Hay una palabra que al instante aviva la conciencia de nuestra definitividad; sin ella la definitividad no indicaría nada vivo, sería un automatismo adquirido. No quiero hacer en absoluto observaciones abstractas: digo, observando la posición de algunos, que la definitividad se puede vivir como automatismo. Concebida fuera de lo que vamos a decir, la definitividad es automatismo. Por eso, como todo automatismo aplicado a la vida consciente, inteligente, sensible, a la vida de la libertad y de la voluntad, lleva a ser rígidos. Es una rigidez que parece no morder nuestra conciencia, puesto que no permite pecados mortales; pero es una rigidez tal que no aporta ninguna señal de Cristo al mundo y mucho menos a la «casa»4. Dicho de otra forma, el automatismo provoca una rigidez que, de una forma u otra, nos vuelve fariseos, es decir, pretende hacer de nuestra actitud el paradigma para los demás; la medida de nuestra exigencia, que se torna pretensión, es lo que mide la bondad de los demás, el valor de los demás, la utilidad de la casa o de las relaciones. O bien, el automatismo lleva a un fariseísmo que en el fondo lo justifica todo; ante las licencias, las libertades que nos tomamos y que escandalizan a la casa o a los amigos, que nos aíslan de las relaciones, que nos hacen inútiles, vanos, sin productividad en las relaciones, nos hace decir: «Bah, ¿qué tiene de malo?», o: «¡Qué le vamos a hacer!»; lo cual, si no se utiliza para justificarse ante otros, sin embargo es la manera de justificarse ante uno mismo, sintiéndose casi molestos al pensar que otros puedan plantear objeciones a nuestro comportamiento.

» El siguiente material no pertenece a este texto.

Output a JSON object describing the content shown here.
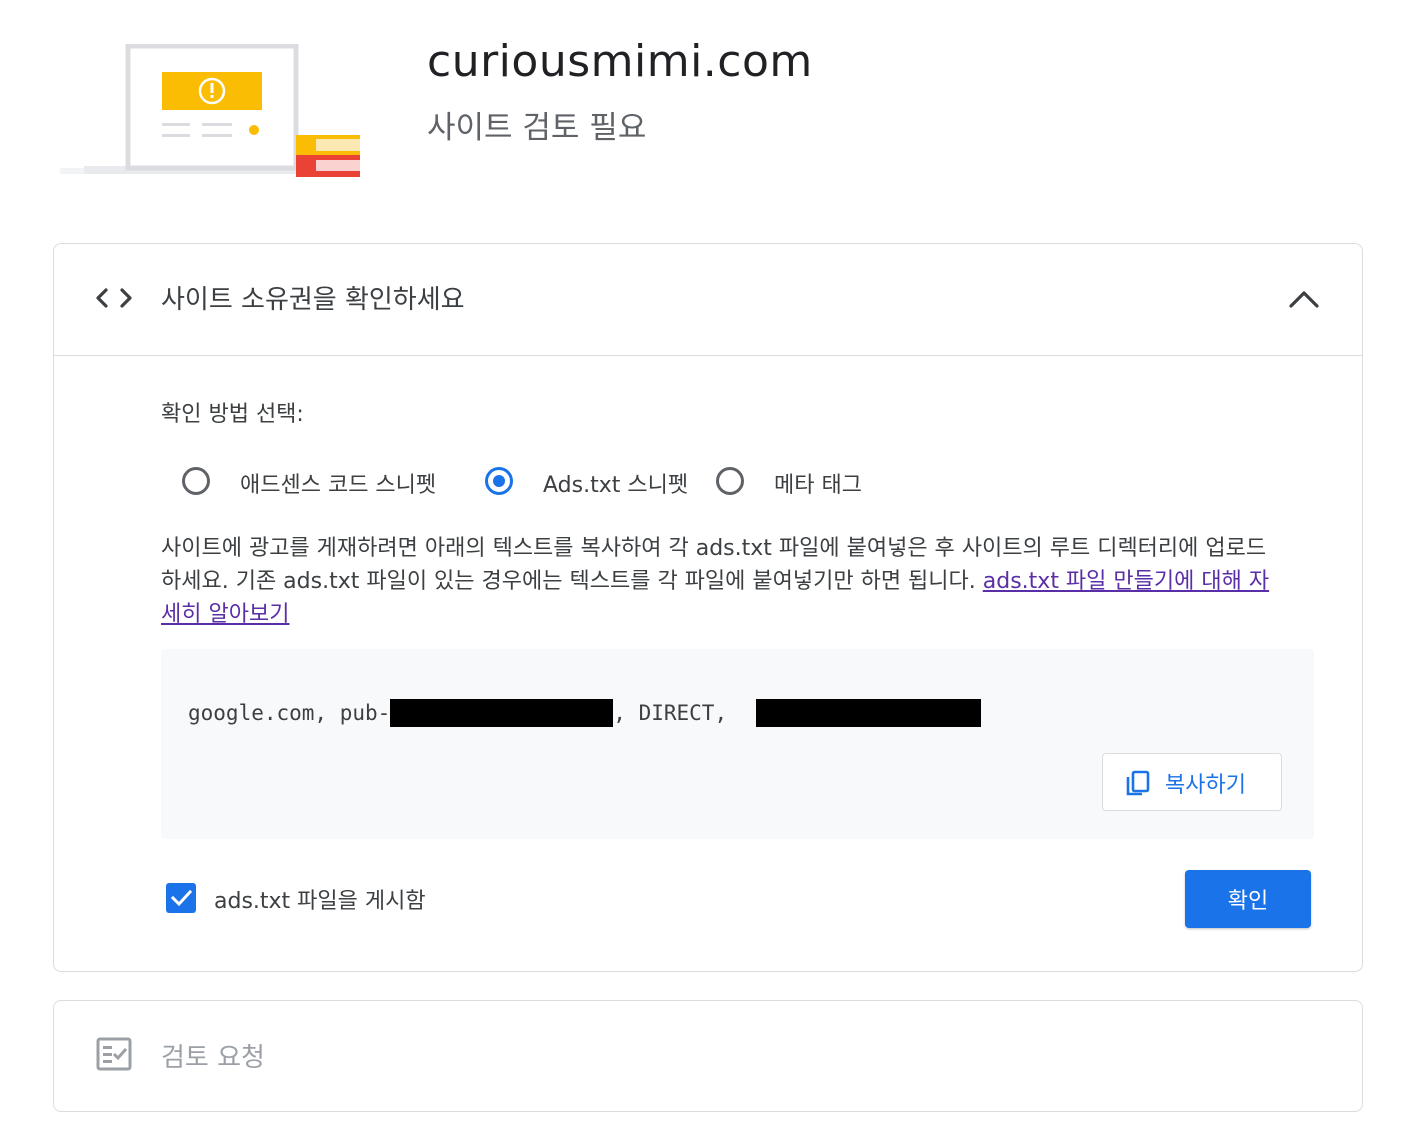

Es un automatismo que lo vuelve todo rígido y elimina el gusto de la vida espiritual, hace que la vida de nuestro espíritu carezca de sàpere, de sabor alguno; o bien es un automatismo farisaico, que hace de nuestra pretensión la medida de la convivencia (cuando tenemos ganas de hablar, los demás deben hablar, y cuando tenemos ganas de “guardarnos” para nosotros, no deben preguntar nada; tenemos el derecho de callar y de hablar cuando y como queramos, quedando estancada en el fondo del alma esa típica pretensión, ese sentido de pretensión que, aunque no osemos explicitarlo, los demás sienten sensiblemente, como cuando alguien nos mira a la cara o nos toca en el hombro); o bien es el fariseísmo que justifica, si no de forma teórica al menos ad usum delphini, ante nosotros mismos, nuestro comportamiento. Nuestra definitividad decae inevitablemente en todo lo que he dicho –porque os estoy describiendo, me estoy describiendo–, si falta lo que el profeta nos dice en primer lugar. Y lo primero que nos ha dicho Isaías es que Cristo viene, Su venida es inminente, Su venida nos incumbe.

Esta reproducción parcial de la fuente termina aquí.